The eucharistic prayer: “the microcosm of Christian prayer”

I’ve been busy in my early mornings translating Goffredo Boselli’s Il Senso Spirituale della Liturgia (“The Spiritual Meaning of the Liturgy”) for publication. Boselli is a highly regarded liturgical theologian in Europe and a member of the ecumenical monastic community of Bose in Italy.

One reason I’m excited about this book is that the Bose community itself deserves to be better known in the United States (read Joseph Komonchak’s description here and see if you don’t agree), and the publication of this book in English might contribute at least a bit to that.

I’m also excited because Boselli’s book is full of rich and fascinating liturgical theology, but presents it all in a very compelling and accessible way that one needn’t be a scholar to grasp. Here’s a passage that struck me this weekend.

If the Scriptures and the tradition are the regula fidei [the rule or norm of faith], the Missal is certainly the regula orationis, that is, the model, the criterion, the norm of Christian prayer. It is as though, through the Missal, the church says to every Christian: “Take, read: this is the canon of your prayer.” … The Missal teaches the grammar of Christian prayer: what it is, to whom it is addressed, how it is formulated, what it asks.

Among the many liturgical texts found in the Missal, the eucharistic prayer is not only the euchological text of greatest importance; it is also the highest and most expressive synthesis of Christian prayer. In its content, its structure, and its dynamic, the anaphora represents the microcosm of Christian prayer, such that the believer who allows it to penetrate her spiritual understanding has certainly begun to reach the heart of Christian prayer.

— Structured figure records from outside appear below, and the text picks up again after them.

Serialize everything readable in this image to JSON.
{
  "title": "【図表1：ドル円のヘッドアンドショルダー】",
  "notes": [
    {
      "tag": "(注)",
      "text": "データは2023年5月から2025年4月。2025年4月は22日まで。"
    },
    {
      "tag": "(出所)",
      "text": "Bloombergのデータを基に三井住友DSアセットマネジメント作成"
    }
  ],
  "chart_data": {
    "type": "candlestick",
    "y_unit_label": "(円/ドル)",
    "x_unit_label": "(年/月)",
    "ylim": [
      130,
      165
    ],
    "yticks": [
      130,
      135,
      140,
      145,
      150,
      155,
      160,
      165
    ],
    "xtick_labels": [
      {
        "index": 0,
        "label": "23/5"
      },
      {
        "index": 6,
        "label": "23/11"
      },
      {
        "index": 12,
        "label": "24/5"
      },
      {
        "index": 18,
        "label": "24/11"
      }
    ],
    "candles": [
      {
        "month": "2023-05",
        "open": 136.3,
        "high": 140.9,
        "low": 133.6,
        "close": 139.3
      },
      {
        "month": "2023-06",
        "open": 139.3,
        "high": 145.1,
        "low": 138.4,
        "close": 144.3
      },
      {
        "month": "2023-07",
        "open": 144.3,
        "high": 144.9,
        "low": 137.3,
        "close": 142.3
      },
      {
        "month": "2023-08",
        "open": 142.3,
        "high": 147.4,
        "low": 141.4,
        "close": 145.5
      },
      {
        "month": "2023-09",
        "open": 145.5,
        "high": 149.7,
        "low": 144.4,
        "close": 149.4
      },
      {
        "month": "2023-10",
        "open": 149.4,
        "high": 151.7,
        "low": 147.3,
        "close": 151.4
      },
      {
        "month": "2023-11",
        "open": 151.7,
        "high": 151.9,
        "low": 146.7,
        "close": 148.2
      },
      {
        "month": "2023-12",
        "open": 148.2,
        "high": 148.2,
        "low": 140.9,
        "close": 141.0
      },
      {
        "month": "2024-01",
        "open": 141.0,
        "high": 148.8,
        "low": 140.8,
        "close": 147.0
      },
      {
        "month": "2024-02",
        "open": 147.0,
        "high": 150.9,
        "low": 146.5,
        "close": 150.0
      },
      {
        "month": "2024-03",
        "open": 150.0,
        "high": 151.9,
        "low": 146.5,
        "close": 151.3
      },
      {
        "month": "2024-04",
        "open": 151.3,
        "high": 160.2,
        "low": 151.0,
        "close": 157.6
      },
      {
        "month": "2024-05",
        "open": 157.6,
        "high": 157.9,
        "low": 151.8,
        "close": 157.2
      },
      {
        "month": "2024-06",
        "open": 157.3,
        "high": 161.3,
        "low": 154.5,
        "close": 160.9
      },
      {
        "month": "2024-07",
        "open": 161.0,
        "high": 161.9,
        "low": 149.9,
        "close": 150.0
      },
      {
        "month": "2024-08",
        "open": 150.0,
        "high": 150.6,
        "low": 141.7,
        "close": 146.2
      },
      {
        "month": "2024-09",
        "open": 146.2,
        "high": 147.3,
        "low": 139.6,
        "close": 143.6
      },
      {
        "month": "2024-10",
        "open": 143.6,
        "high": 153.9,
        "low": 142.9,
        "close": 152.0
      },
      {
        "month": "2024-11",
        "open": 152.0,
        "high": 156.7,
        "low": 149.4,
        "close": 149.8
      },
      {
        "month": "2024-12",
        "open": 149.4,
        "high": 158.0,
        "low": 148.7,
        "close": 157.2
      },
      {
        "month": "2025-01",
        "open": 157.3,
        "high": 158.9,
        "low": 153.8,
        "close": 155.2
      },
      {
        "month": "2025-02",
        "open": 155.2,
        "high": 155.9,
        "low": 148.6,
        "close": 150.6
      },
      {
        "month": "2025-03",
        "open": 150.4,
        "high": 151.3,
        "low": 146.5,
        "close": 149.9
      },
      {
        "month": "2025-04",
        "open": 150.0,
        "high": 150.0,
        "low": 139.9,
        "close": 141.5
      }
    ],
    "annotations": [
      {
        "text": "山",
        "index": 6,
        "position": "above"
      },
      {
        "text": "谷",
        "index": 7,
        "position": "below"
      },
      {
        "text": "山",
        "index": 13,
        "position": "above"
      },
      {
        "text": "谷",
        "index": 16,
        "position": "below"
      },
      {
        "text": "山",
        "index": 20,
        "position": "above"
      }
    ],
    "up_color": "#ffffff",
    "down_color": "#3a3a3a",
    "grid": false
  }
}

Above all, the anaphora teaches Christians the movement of prayer and to whom prayer is addressed. The eucharistic prayer is always addressed to the Father, through the Son, in the Holy Spirit: this is the movement of the eucharistic prayer because it is the very movement of the revelation of the mystery of God. Revelation is the revelation of the Father, through the Son, in the power of the Holy Spirit. The movement of revelation forms the movement of the act of faith, of which prayer is an essential part. With rare exceptions, the ancient anaphoric tradition attests that prayer is addressed always to God the Father, putting it in perfect continuity with Jewish prayer and at the same time obeying sine glossa Jesus’s command to his disciples: “When you pray say, ‘Father’” (Lk 11, 2; cf. Mt 6, 9). The anaphora is addressed to the Father because it is the prayer of the church, which is the body of Christ: it is prayer in the Son. By addressing the Father in one’s prayer, the Christian is always aware that her prayer, even in private, is never the prayer of one person, an individual; rather, it is the prayer of the community of sons and daughters, brothers and sisters, of which she is a part. Prayer addressed to the Father always shows forth the radical impossibility of Christian prayer being private, because when a Christian prays, the entire church prays in her.